|-Anti-Spam
        |-Data sets

    

CCERT Data Sets of Chinese Emails (CDSCE)

Quang-Anh Tran, CCERT 2005

 

1. Overview

2. Downloads

3. Spam and Ham Collection Diagram

4. Data Sets Description

5. LICENSING TERMS


1. Overview

After the release of Chinese_rules.cf, a third party drop-in custom rule set for SpamAssassin to catch spam written in Chinese, many researchers have asked us for using our Chinese spam database. Therefore, we decided to release a part of our database as data sets of Chinese e-mails (CDSCE) for the purpose of research. They are of interest to all researchers working on the general problem of anti-spam.

2. Downloads

CDSCE is available to provide researchers with extensive samples of spam and ham written in Chinese.

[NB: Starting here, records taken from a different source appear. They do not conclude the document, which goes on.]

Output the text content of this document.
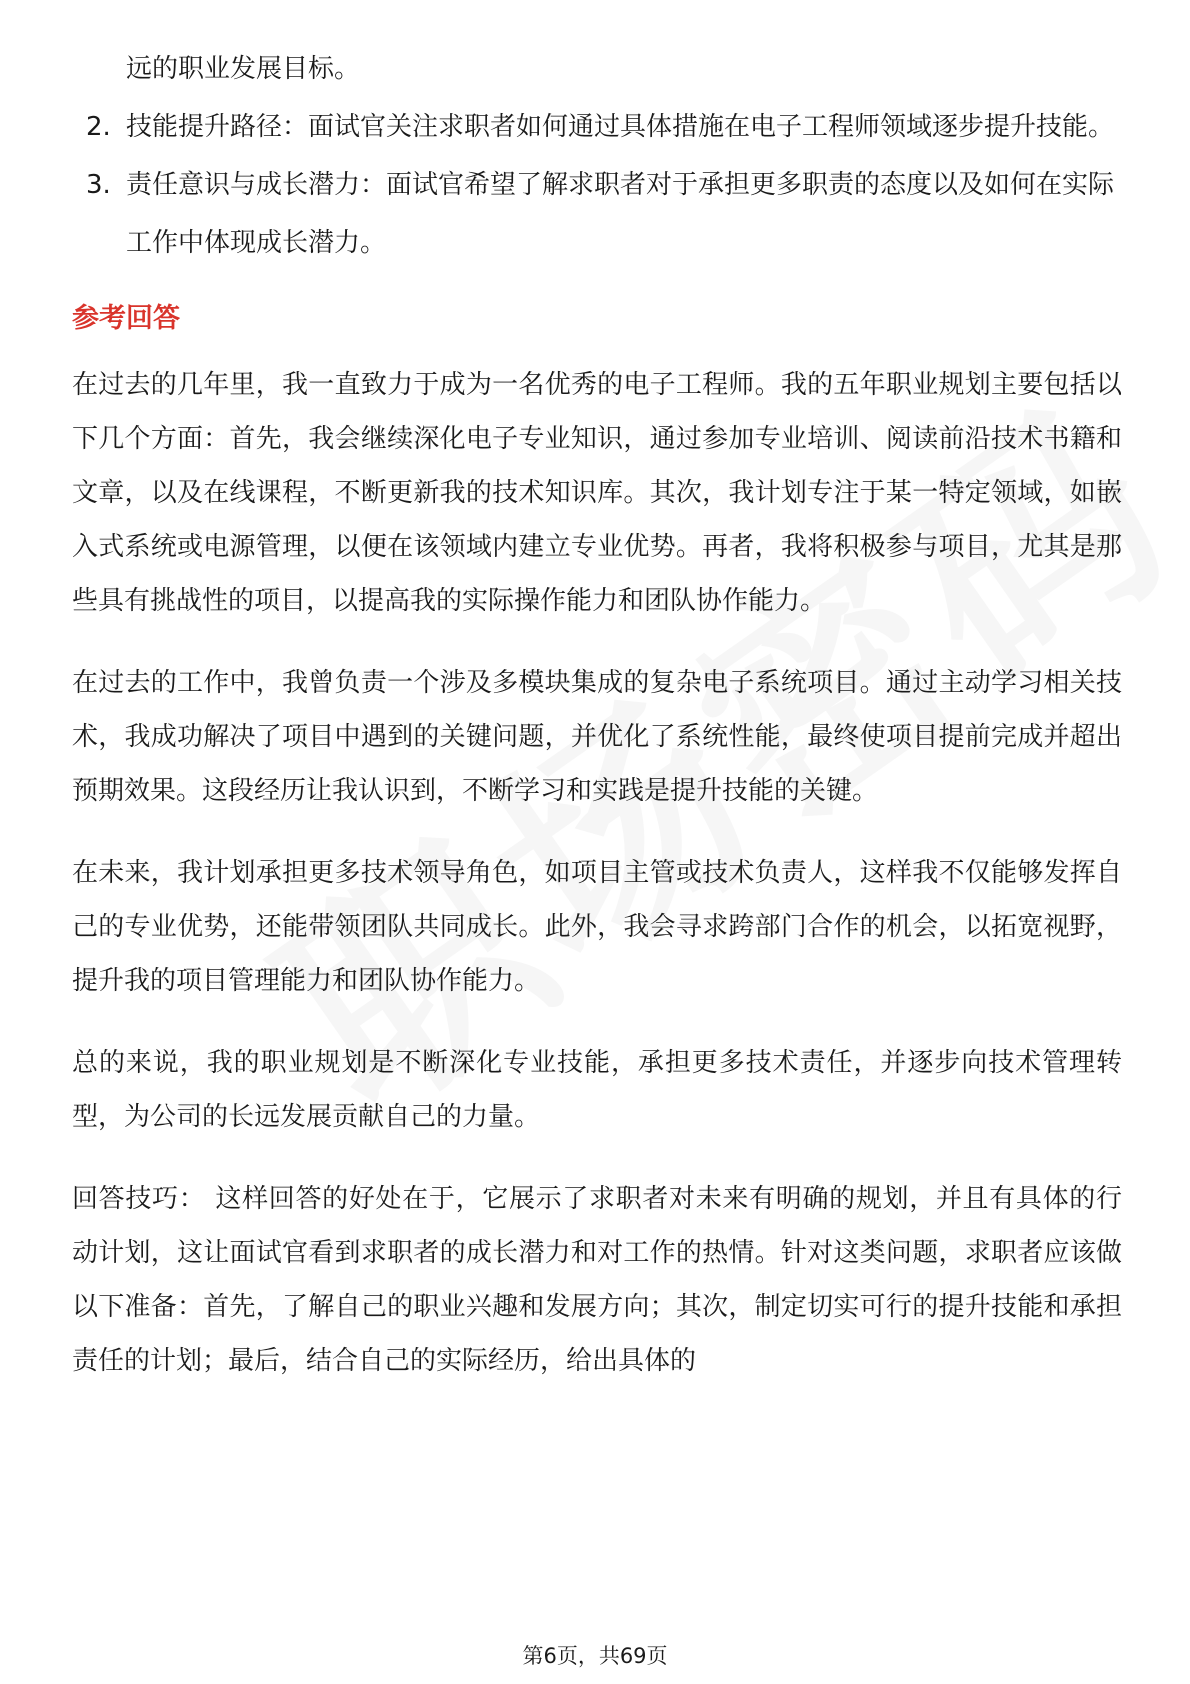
远的职业发展目标。
2. 技能提升路径：面试官关注求职者如何通过具体措施在电子工程师领域逐步提升技能。
3. 责任意识与成长潜力：面试官希望了解求职者对于承担更多职责的态度以及如何在实际工作中体现成长潜力。
参考回答

在过去的几年里，我一直致力于成为一名优秀的电子工程师。我的五年职业规划主要包括以下几个方面：首先，我会继续深化电子专业知识，通过参加专业培训、阅读前沿技术书籍和文章，以及在线课程，不断更新我的技术知识库。其次，我计划专注于某一特定领域，如嵌入式系统或电源管理，以便在该领域内建立专业优势。再者，我将积极参与项目，尤其是那些具有挑战性的项目，以提高我的实际操作能力和团队协作能力。

在过去的工作中，我曾负责一个涉及多模块集成的复杂电子系统项目。通过主动学习相关技术，我成功解决了项目中遇到的关键问题，并优化了系统性能，最终使项目提前完成并超出预期效果。这段经历让我认识到，不断学习和实践是提升技能的关键。

在未来，我计划承担更多技术领导角色，如项目主管或技术负责人，这样我不仅能够发挥自己的专业优势，还能带领团队共同成长。此外，我会寻求跨部门合作的机会，以拓宽视野，提升我的项目管理能力和团队协作能力。

总的来说，我的职业规划是不断深化专业技能，承担更多技术责任，并逐步向技术管理转型，为公司的长远发展贡献自己的力量。

回答技巧： 这样回答的好处在于，它展示了求职者对未来有明确的规划，并且有具体的行动计划，这让面试官看到求职者的成长潜力和对工作的热情。针对这类问题，求职者应该做以下准备：首先，了解自己的职业兴趣和发展方向；其次，制定切实可行的提升技能和承担责任的计划；最后，结合自己的实际经历，给出具体的

第6页，共69页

3. Spam and ham collection diagram

Figure 1 shows the diagram for generating the data sets. We use a honeypot technique (SPAMPOT) to collect spam. Every emails sent to xxx@ccert.edu.cn, where xxx is any string, are collected. Ham message are collected from Chinese public forums. Messages are first put into a transition database for pre-processing. We check the spam and ham messages manually before putting into our database of Chinese emails. The released data sets is a part of the database.

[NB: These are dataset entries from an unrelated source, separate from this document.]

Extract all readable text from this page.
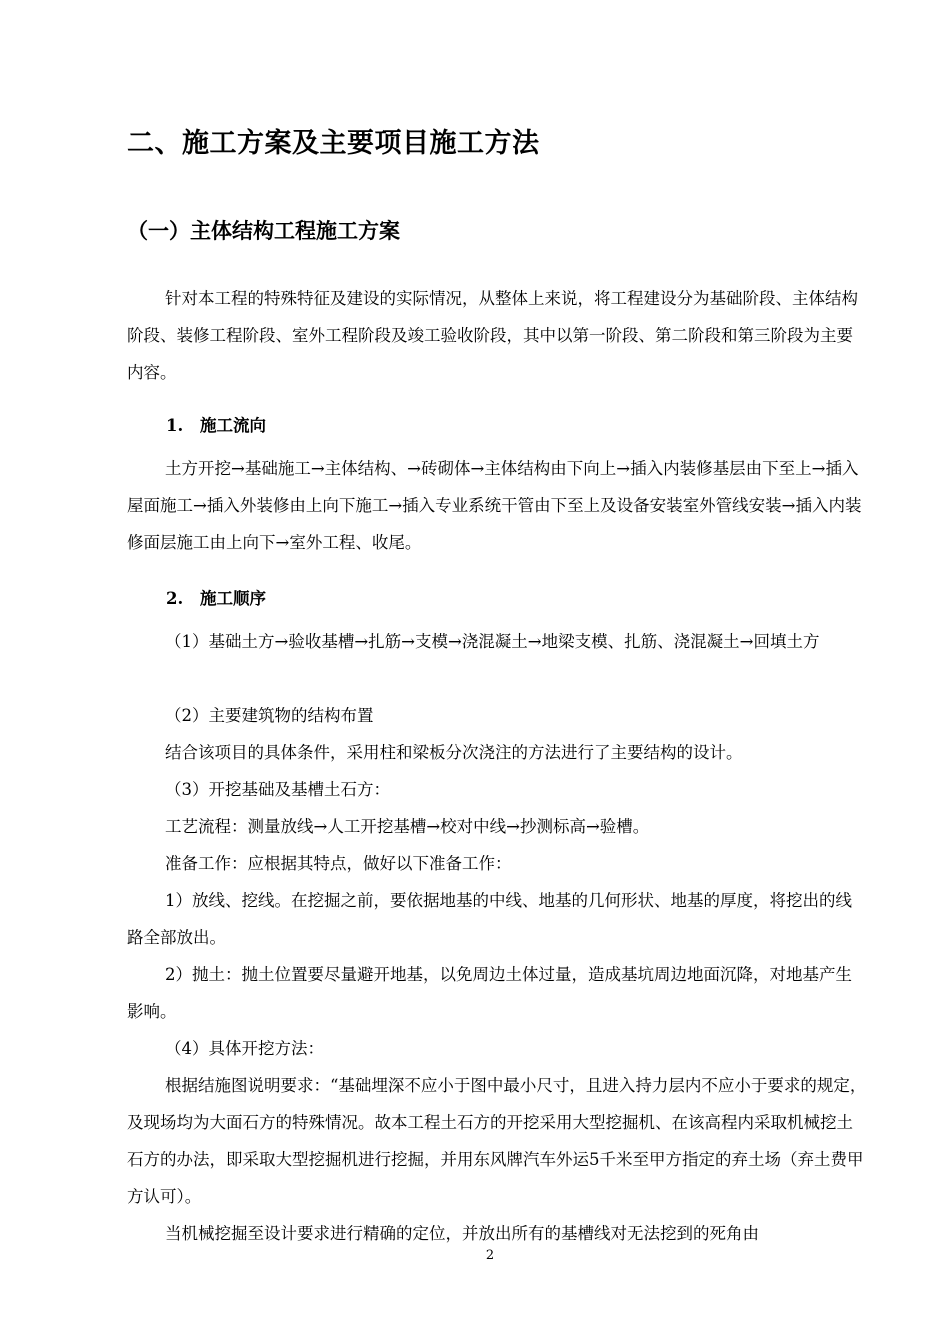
二、施工方案及主要项目施工方法
（一）主体结构工程施工方案

针对本工程的特殊特征及建设的实际情况，从整体上来说，将工程建设分为基础阶段、主体结构阶段、装修工程阶段、室外工程阶段及竣工验收阶段，其中以第一阶段、第二阶段和第三阶段为主要内容。

1. 施工流向

土方开挖→基础施工→主体结构、→砖砌体→主体结构由下向上→插入内装修基层由下至上→插入屋面施工→插入外装修由上向下施工→插入专业系统干管由下至上及设备安装室外管线安装→插入内装修面层施工由上向下→室外工程、收尾。

2. 施工顺序

（1）基础土方→验收基槽→扎筋→支模→浇混凝土→地梁支模、扎筋、浇混凝土→回填土方

（2）主要建筑物的结构布置

结合该项目的具体条件，采用柱和梁板分次浇注的方法进行了主要结构的设计。

（3）开挖基础及基槽土石方：

工艺流程：测量放线→人工开挖基槽→校对中线→抄测标高→验槽。

准备工作：应根据其特点，做好以下准备工作：

1）放线、挖线。在挖掘之前，要依据地基的中线、地基的几何形状、地基的厚度，将挖出的线路全部放出。

2）抛土：抛土位置要尽量避开地基，以免周边土体过量，造成基坑周边地面沉降，对地基产生影响。

（4）具体开挖方法：

根据结施图说明要求：“基础埋深不应小于图中最小尺寸，且进入持力层内不应小于要求的规定，及现场均为大面石方的特殊情况。故本工程土石方的开挖采用大型挖掘机、在该高程内采取机械挖土石方的办法，即采取大型挖掘机进行挖掘，并用东风牌汽车外运5千米至甲方指定的弃土场（弃土费甲方认可）。

当机械挖掘至设计要求进行精确的定位，并放出所有的基槽线对无法挖到的死角由

2
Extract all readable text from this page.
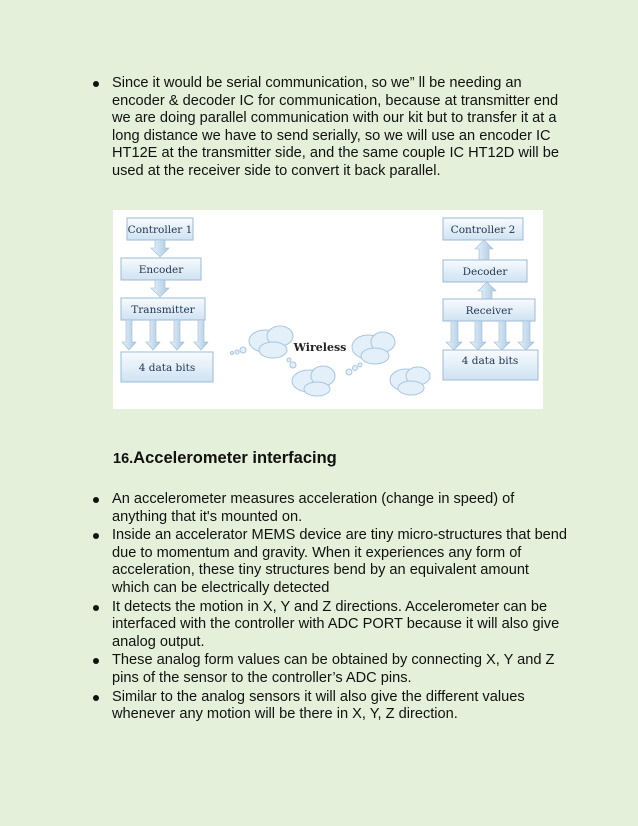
Since it would be serial communication, so we” ll be needing an encoder & decoder IC for communication, because at transmitter end we are doing parallel communication with our kit but to transfer it at a long distance we have to send serially, so we will use an encoder IC HT12E at the transmitter side, and the same couple IC HT12D will be used at the receiver side to convert it back parallel.
Controller 1
Encoder
Transmitter
4 data bits
Controller 2
Decoder
Receiver
4 data bits
Wireless
16.Accelerometer interfacing
An accelerometer measures acceleration (change in speed) of anything that it's mounted on.
Inside an accelerator MEMS device are tiny micro-structures that bend due to momentum and gravity. When it experiences any form of acceleration, these tiny structures bend by an equivalent amount which can be electrically detected
It detects the motion in X, Y and Z directions. Accelerometer can be interfaced with the controller with ADC PORT because it will also give analog output.
These analog form values can be obtained by connecting X, Y and Z pins of the sensor to the controller’s ADC pins.
Similar to the analog sensors it will also give the different values whenever any motion will be there in X, Y, Z direction.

Figure 1. Diagram for collecting spam and ham

4. Data sets description

We removed all html tags in the body part and kept only the plain text part of each message, but we remained the 'Content-type' header unchanged (it may be useful), therefore, the 'Content-type' header may be inconsistent with the body part. A ham message is composed by a post (from forum) and a raw header of a ham messages. Note, the raw headers of message were kept unchanged except all the email addresses were replaced by a random address.

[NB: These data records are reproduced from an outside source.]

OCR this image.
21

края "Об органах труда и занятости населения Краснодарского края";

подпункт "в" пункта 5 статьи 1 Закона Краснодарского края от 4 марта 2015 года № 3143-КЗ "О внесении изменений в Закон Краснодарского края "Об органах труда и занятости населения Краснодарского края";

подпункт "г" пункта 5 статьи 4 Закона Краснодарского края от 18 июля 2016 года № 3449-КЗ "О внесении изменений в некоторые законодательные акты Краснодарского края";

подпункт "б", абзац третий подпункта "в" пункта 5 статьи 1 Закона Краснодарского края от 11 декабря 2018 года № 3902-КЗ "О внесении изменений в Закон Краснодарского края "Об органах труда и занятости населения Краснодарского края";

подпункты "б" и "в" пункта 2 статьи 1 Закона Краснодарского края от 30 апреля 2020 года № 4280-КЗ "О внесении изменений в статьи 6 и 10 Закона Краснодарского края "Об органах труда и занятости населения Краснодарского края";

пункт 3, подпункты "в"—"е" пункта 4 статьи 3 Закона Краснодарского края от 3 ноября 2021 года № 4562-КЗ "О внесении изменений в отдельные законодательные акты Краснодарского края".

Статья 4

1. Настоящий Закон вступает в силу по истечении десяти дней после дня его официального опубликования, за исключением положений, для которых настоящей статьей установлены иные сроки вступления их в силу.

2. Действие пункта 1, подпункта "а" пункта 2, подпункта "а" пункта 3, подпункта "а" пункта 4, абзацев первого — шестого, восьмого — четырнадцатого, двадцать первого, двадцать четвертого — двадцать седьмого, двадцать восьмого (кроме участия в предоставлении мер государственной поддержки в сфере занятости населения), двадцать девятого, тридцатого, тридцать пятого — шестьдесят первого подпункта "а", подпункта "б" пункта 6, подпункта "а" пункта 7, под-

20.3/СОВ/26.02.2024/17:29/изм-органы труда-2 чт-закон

The 2005-Jun data set contains 25088 spam and 9272 ham, the 2005-Jul data set contains 20308 spam and 9042 ham. We use SpamAssassin-3.0.4 and Chinese_rules.cf to score messages. The probability density curves of the data sets are shown in figure 2.

Figure 2. Probability density curves of the 2005-Jun (left) and 2005-Jul (right)

5. LICENSING TERMS

Copyright 2005 CERNET Computer Emergency Response Team (CCERT)

The CDSCE is granted free of charge for research and education purposes. However you must obtain a license from CCERT to use it for commercial purposes.

Scientific results produced using the CDSCE provided shall acknowledge the use of CDSCE. Please send feedback information to qa@ccert.edu.cn

The CDSCE must not be modified and distributed without prior permission of CCERT.

By using CDSCE you agree to the licensing terms.